Shultz returns to his core preoccupation, the reality of global terror: “The law-enforcement mentality is not going to do the job for us. You have to have a war mentality. You have to have an offense and defense; you have to be active about it.” This diplomatic gardener is no shrinking violet.
Teaching and Learning
George Shultz is a busy man. The presiding sage at the Hoover Institution, he's also part of former CIA director Jim Woolsey's current effort to wean the nation off oil, for security reasons. So he visits a U.S. Energy Department research lab in Walnut Creek to see their work on genomics to produce ethanol. He has also organized the Stanford University Group on Preventive Force, which he'd like to take to Europe and Asia. It sounds to me a lot like the U.S.-Atlantic meetings Albert Wohlstetter used to orga-nize to force coherent and intelligent thinking about Cold War policy.
Shultz summarizes “most of my life” as being a teacher-manager. “People love to learn. I always thought I should create an atmosphere where everybody felt they were learning—we argue, we discuss, we learn. It's a good habit to get into. It's fun. Learning is fun.”

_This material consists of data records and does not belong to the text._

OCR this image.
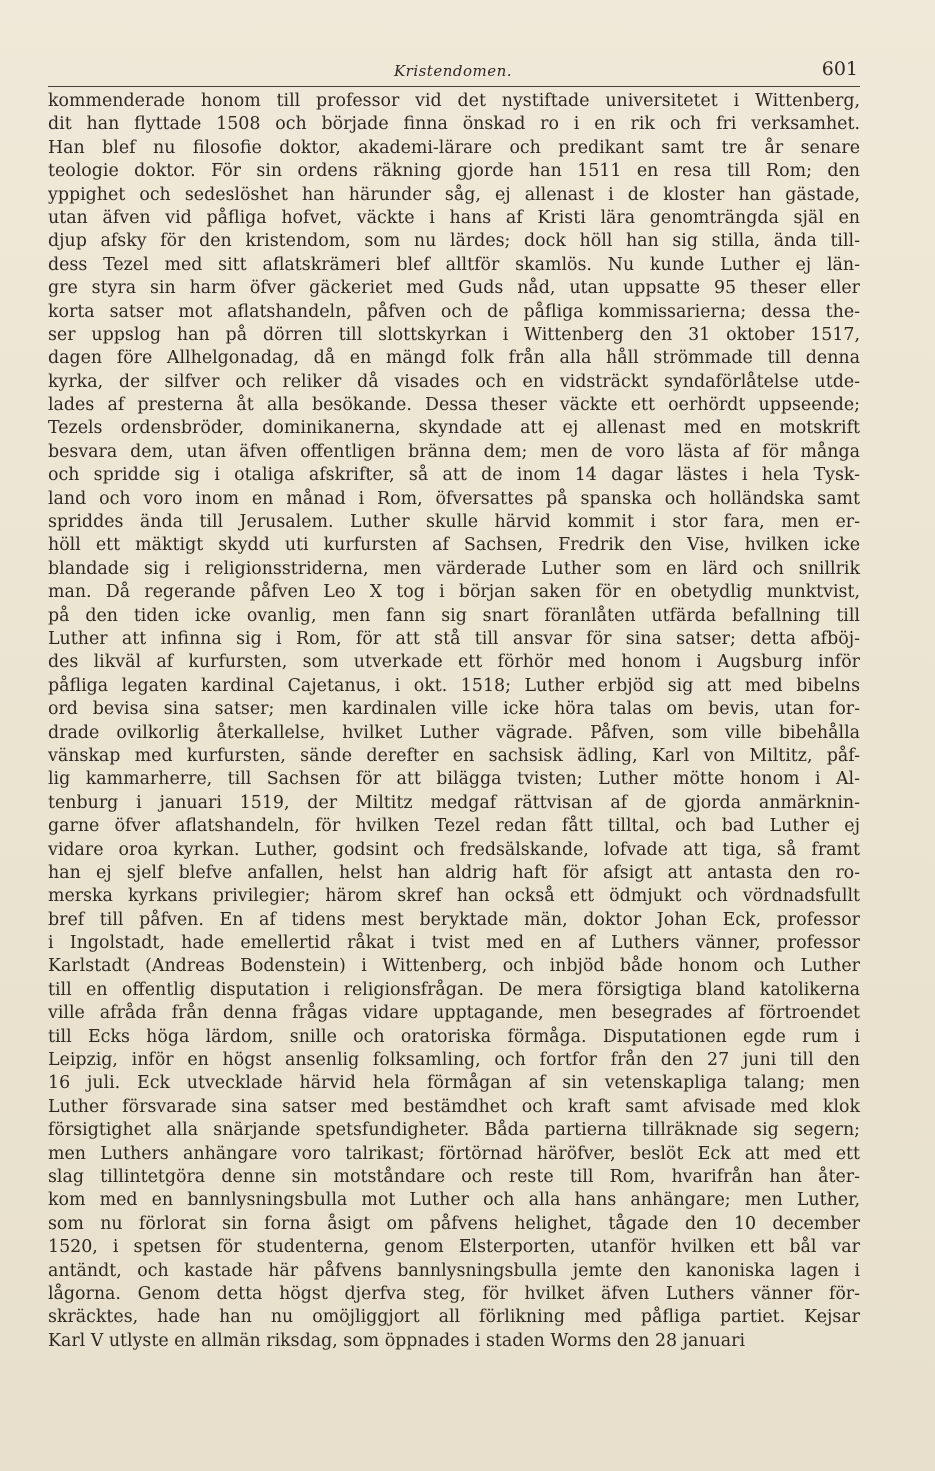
Kristendomen.	601
kommenderade honom till professor vid det nystiftade universitetet i Wittenberg,
dit han flyttade 1508 och började finna önskad ro i en rik och fri verksamhet.
Han blef nu filosofie doktor, akademi-lärare och predikant samt tre år senare
teologie doktor. För sin ordens räkning gjorde han 1511 en resa till Rom; den
yppighet och sedeslöshet han härunder såg, ej allenast i de kloster han gästade,
utan äfven vid påfliga hofvet, väckte i hans af Kristi lära genomträngda själ en
djup afsky för den kristendom, som nu lärdes; dock höll han sig stilla, ända till-
dess Tezel med sitt aflatskrämeri blef alltför skamlös. Nu kunde Luther ej län-
gre styra sin harm öfver gäckeriet med Guds nåd, utan uppsatte 95 theser eller
korta satser mot aflatshandeln, påfven och de påfliga kommissarierna; dessa the-
ser uppslog han på dörren till slottskyrkan i Wittenberg den 31 oktober 1517,
dagen före Allhelgonadag, då en mängd folk från alla håll strömmade till denna
kyrka, der silfver och reliker då visades och en vidsträckt syndaförlåtelse utde-
lades af presterna åt alla besökande. Dessa theser väckte ett oerhördt uppseende;
Tezels ordensbröder, dominikanerna, skyndade att ej allenast med en motskrift
besvara dem, utan äfven offentligen bränna dem; men de voro lästa af för många
och spridde sig i otaliga afskrifter, så att de inom 14 dagar lästes i hela Tysk-
land och voro inom en månad i Rom, öfversattes på spanska och holländska samt
spriddes ända till Jerusalem. Luther skulle härvid kommit i stor fara, men er-
höll ett mäktigt skydd uti kurfursten af Sachsen, Fredrik den Vise, hvilken icke
blandade sig i religionsstriderna, men värderade Luther som en lärd och snillrik
man. Då regerande påfven Leo X tog i början saken för en obetydlig munktvist,
på den tiden icke ovanlig, men fann sig snart föranlåten utfärda befallning till
Luther att infinna sig i Rom, för att stå till ansvar för sina satser; detta afböj-
des likväl af kurfursten, som utverkade ett förhör med honom i Augsburg inför
påfliga legaten kardinal Cajetanus, i okt. 1518; Luther erbjöd sig att med bibelns
ord bevisa sina satser; men kardinalen ville icke höra talas om bevis, utan for-
drade ovilkorlig återkallelse, hvilket Luther vägrade. Påfven, som ville bibehålla
vänskap med kurfursten, sände derefter en sachsisk ädling, Karl von Miltitz, påf-
lig kammarherre, till Sachsen för att bilägga tvisten; Luther mötte honom i Al-
tenburg i januari 1519, der Miltitz medgaf rättvisan af de gjorda anmärknin-
garne öfver aflatshandeln, för hvilken Tezel redan fått tilltal, och bad Luther ej
vidare oroa kyrkan. Luther, godsint och fredsälskande, lofvade att tiga, så framt
han ej sjelf blefve anfallen, helst han aldrig haft för afsigt att antasta den ro-
merska kyrkans privilegier; härom skref han också ett ödmjukt och vördnadsfullt
bref till påfven. En af tidens mest beryktade män, doktor Johan Eck, professor
i Ingolstadt, hade emellertid råkat i tvist med en af Luthers vänner, professor
Karlstadt (Andreas Bodenstein) i Wittenberg, och inbjöd både honom och Luther
till en offentlig disputation i religionsfrågan. De mera försigtiga bland katolikerna
ville afråda från denna frågas vidare upptagande, men besegrades af förtroendet
till Ecks höga lärdom, snille och oratoriska förmåga. Disputationen egde rum i
Leipzig, inför en högst ansenlig folksamling, och fortfor från den 27 juni till den
16 juli. Eck utvecklade härvid hela förmågan af sin vetenskapliga talang; men
Luther försvarade sina satser med bestämdhet och kraft samt afvisade med klok
försigtighet alla snärjande spetsfundigheter. Båda partierna tillräknade sig segern;
men Luthers anhängare voro talrikast; förtörnad häröfver, beslöt Eck att med ett
slag tillintetgöra denne sin motståndare och reste till Rom, hvarifrån han åter-
kom med en bannlysningsbulla mot Luther och alla hans anhängare; men Luther,
som nu förlorat sin forna åsigt om påfvens helighet, tågade den 10 december
1520, i spetsen för studenterna, genom Elsterporten, utanför hvilken ett bål var
antändt, och kastade här påfvens bannlysningsbulla jemte den kanoniska lagen i
lågorna. Genom detta högst djerfva steg, för hvilket äfven Luthers vänner för-
skräcktes, hade han nu omöjliggjort all förlikning med påfliga partiet. Kejsar
Karl V utlyste en allmän riksdag, som öppnades i staden Worms den 28 januari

This is not to say Shultz himself wasn't a good student: “One of the things I enjoyed with President Reagan was that he had been involved in union management and negotiations, as I had, and we used to talk over negotiation stories. It's right there. You learn those lessons.”
Ten months after Shultz left the State Department, the Berlin Wall fell. It's not hard to understand why Ronald Reagan's secretary of state would show a departing journalist the spent shell from the 40th president's final 21-gun salute and say, “Isn't that something?” It was.